Professional athletes have created a stir in recent weeks by expressing sympathy for unarmed victims of police killings, such as Michael Brown, Eric Garner, and 12-year-old Tamir Rice. Five St. Louis Rams players entered the football arena Sunday with their hands held high, a sign of solidarity with those protesters who have been crying out, “Hands up, don’t shoot.” The tee-shirt worn last night by LeBron James was particularly poignant: “I can’t breathe” were the last words uttered by Garner before dying from a police chokehold.
I think black athletes are stepping out of their normal apolitical stances (recall Michael Jordan and Tiger Wood) because they so strongly identify with those African Americans who are metaphorically finding it difficult to breathe freely in today’s America. The suffocation image speaks to them, I think, because it captures how they feel dogged by certain realities that don’t affect white Americans. These include skewed arrest rates for black youths, racial profiling, and the many signals that get sent out that their lives are worth less than other people’s. In today’s post, I share a passage from a Toni Morrison novel on what it feels like to breathe freely, without worry.

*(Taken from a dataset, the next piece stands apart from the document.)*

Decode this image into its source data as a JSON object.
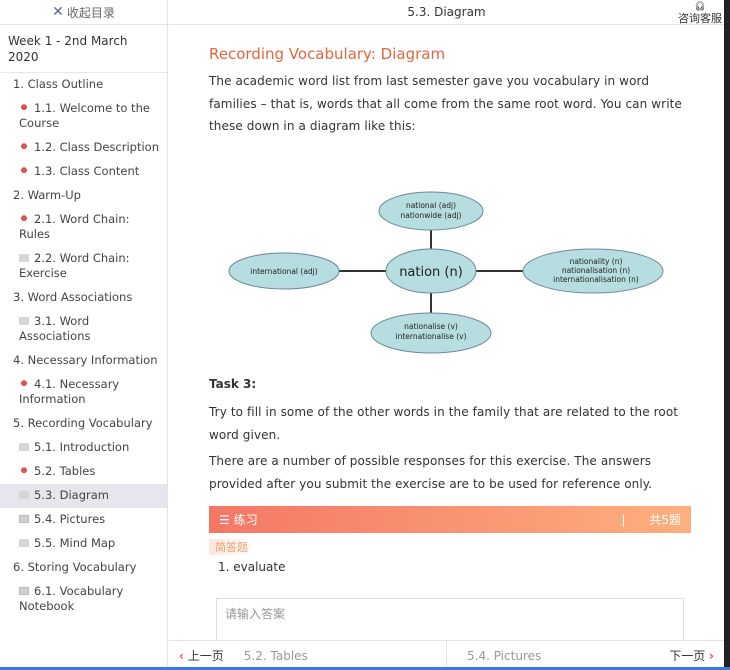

First, however, I share how I came to realize that different people can experience the same landscape in radically different ways. Until I got married, I had no idea that stairwells, parking garages, and parks at night were other than what I thought they were. Call it the myopia of male privilege. My youngest son, who has married a woman from Trinidad and has two young daughters of color, is going through his own awakening.
Milkman in Song of Solomon is engaged in a roots quest that has alienated him from a former friend, who is out to kill him. I won’t write anything today about the deadly clash in the book between black moderates and black extremists as it doesn’t relate to recent news. At the moment I am interested in how resignation in the face of suffocation can turn to hope.
The two men are in a forest and Guitar is garroting Milkman with piano wire. Milkman first feels a wash of sadness and surrenders to his fate but then gets a second chance at life:
The wire pressed into his neck then and took his throat. It cut like a razor into his fingers, tore into the skin so deeply he had to let go. The wire pressed into his neck and took his breath. He thought he heard himself gurgling and saw a burst of many-colored lights dancing before his eyes. When the music followed the colored lights, he knew he had drawn the last sweet air left for him in the world. Exactly the way he’d heard it would be, his life flashed before him, but it consisted of only one image: Hagar [his former girl friend] bending over him in perfect love, in the most intimate sexual gesture imaginable. In the midst of that picture he heard the voice of the someone holding the wire say, “Your Day has come,” and it filled him with such a sadness to be dying, leaving this world at the fingertips of his friend, that he relaxed and in the instant it took to surrender to the overwhelming melancholy he felt the cords of his struggling neck muscles relax too and there was a piece of a second in which the wire left him room enough to gasp, to take another breath. But it was a living breath this time, not a dying one. Hagar, the lights, the music, disappeared, and Milkman grabbed the Winchster at his side, cocked it, and pulled the trigger, shooting into the trees in front of him. The blast startled Guitar, and the wire slipped again.
Milkman’s exhilaration and new sense of empowerment after escaping reminds me of what the protesters are feeling. By naming and confronting those realities that have circumscribed their lives, they are able to walk tall and free. Here’s Milkman:
[H]e found himself exhilarated by simply walking the earth. Walking it like he belonged on it, like his legs were stalks, tree trunks, a part of his body that extended down down down into the rock and soil, and were comfortable there—in the earth and on the place where he walked. And he did not limp.
Few things are more powerful than this sense of belonging. We all deserve it.